Kaufmann Preiß – laut Weerth ein Schönling. Oder doch nicht?


Georg Weerths Text ist aus heutiger Sicht schwer zu verstehen. »Schlechte« Münzsorten zum Beispiel dürften heute mehr oder weniger unbekannt sein, doch dank Miko (alias Isabell Pielsticker, Lektorin im Aisthesis Verlag) erschließt sich einem sofort, dass es sich dabei um Gold- oder Silbermünzen handelt, an denen herumgefeilt wurde. Und dass sie durch diese Modifikation tatsächlich weniger wert sind. Doch Herr Preiß wäre kein umtriebiger Kaufmann, wenn er selbst dafür nicht eine famose Lösung parat hätte. Die leichten Stücke sollen einfach bei Arbeitern, Schiffern oder Fuhrleuten untergebracht werden. Das ist lustig, aber nicht nett: Für Kaufleute oder Höhergestellte scheinen offenbar andere Gesetze zu gelten.


Das GZSZ von damals: Gute Münzen, schlechte Münzen.


Der deutsche Schriftsteller, Satiriker und Kaufmann Georg Ludwig Weerth (1822-1856), der in Kuba starb, hatte viel zu sagen und erlebte in seinem kurzen Leben auch erstaunlich viel. Er arbeitete in Deutschland, Nordengland und in Belgien im kaufmännischen Bereich, traf sich 1844 sogar mit Friedrich Engels und interessierte sich für soziale Fragen, vor allem für die Lage der englischen Arbeiter. Er veröffentlichte zahlreiche Texte und saß für seinen Fortsetzungsroman Leben und Thaten des berühmten Ritters Schnapphanski sogar drei Monate im Gefängnis.

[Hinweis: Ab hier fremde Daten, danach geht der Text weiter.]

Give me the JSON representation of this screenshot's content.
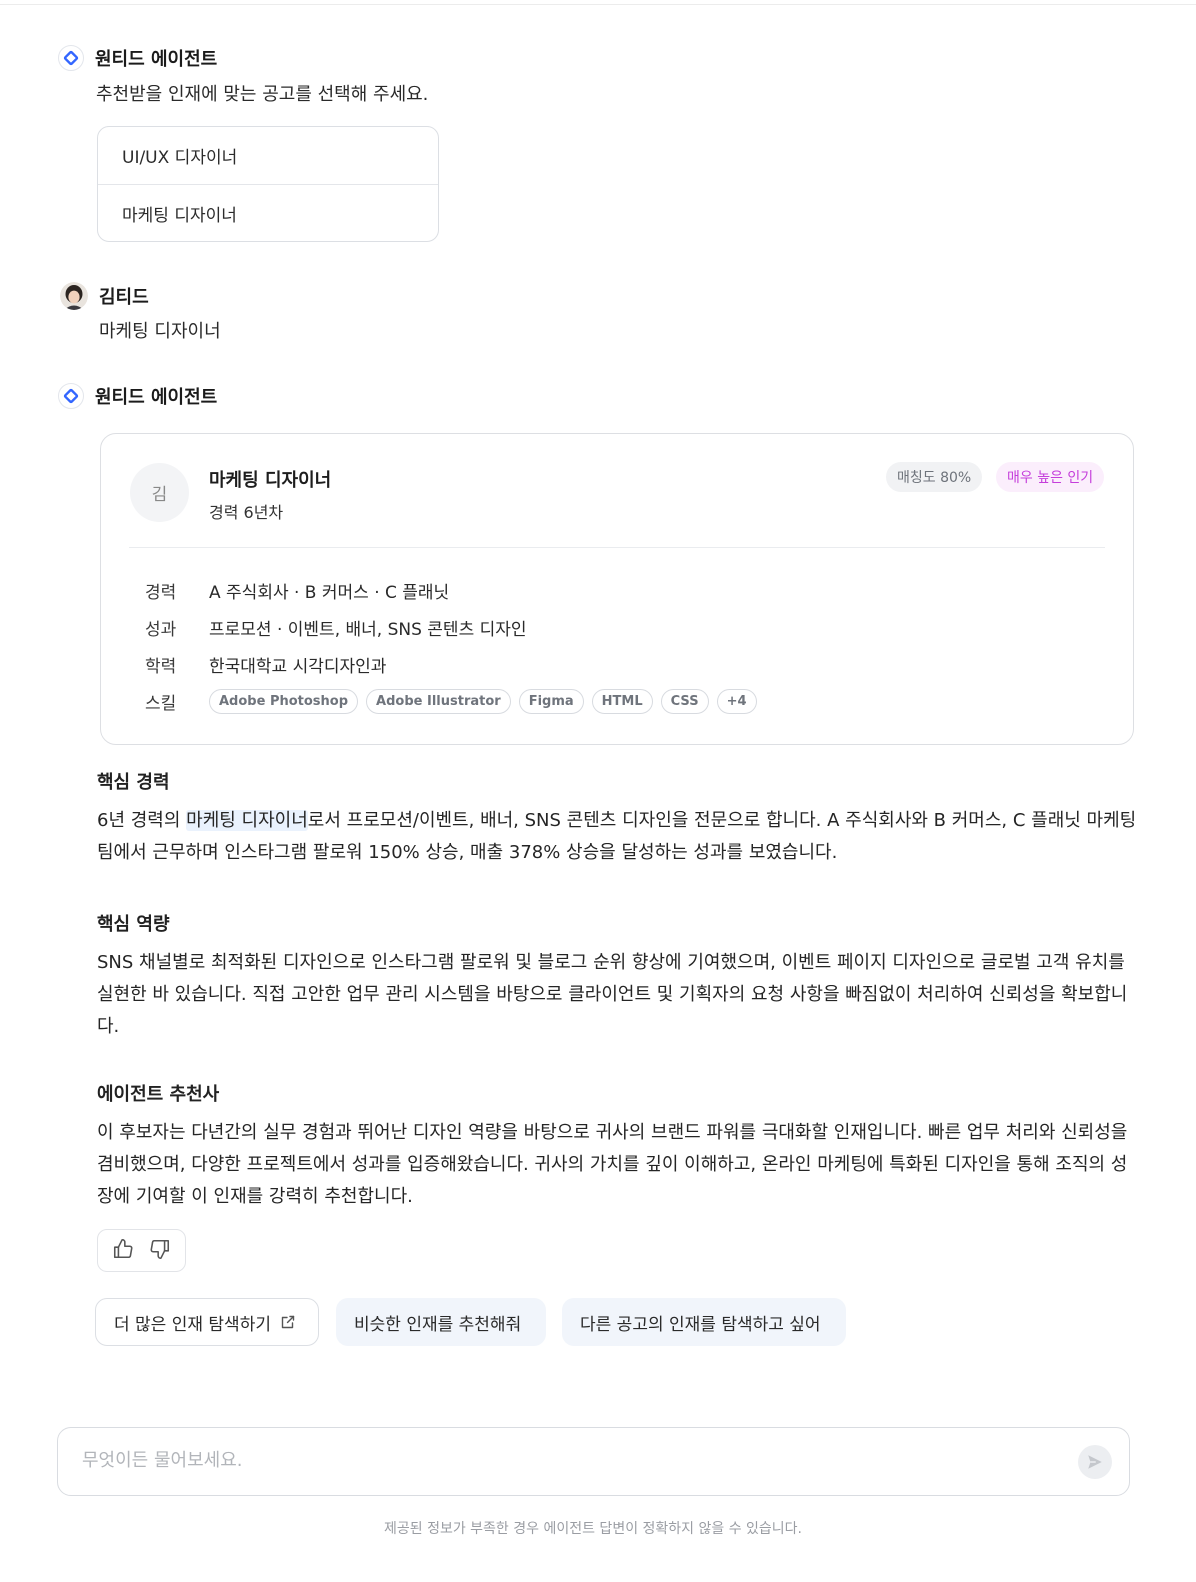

Georg Weerth ist in Mikos Comicadaption höchst unterhaltsam und zerlegt leichtfüßig das positive Bild des Kapitalismus, das manch einer gerne sieht. Zudem beschäftigt er sich mit sozialpolitischen Fragen. Wie geht es einem langjährigen Angestellten, nachdem er plötzlich gefeuert wurde? Wäre es nicht schön, wenn der Reichtum ausnahmsweise von oben nach unten umgeschichtet würde?



Herr Preiß als Dagobert Duck – bevor es den überhaupt gab.


Der Band ist klasse! Übrigens: Es wird auch geklärt, wer auf dem Titelbild unter dem Tisch herumkrabbelt – und ob die Kopfbedeckung aus Stoff oder einem anderen Material ist.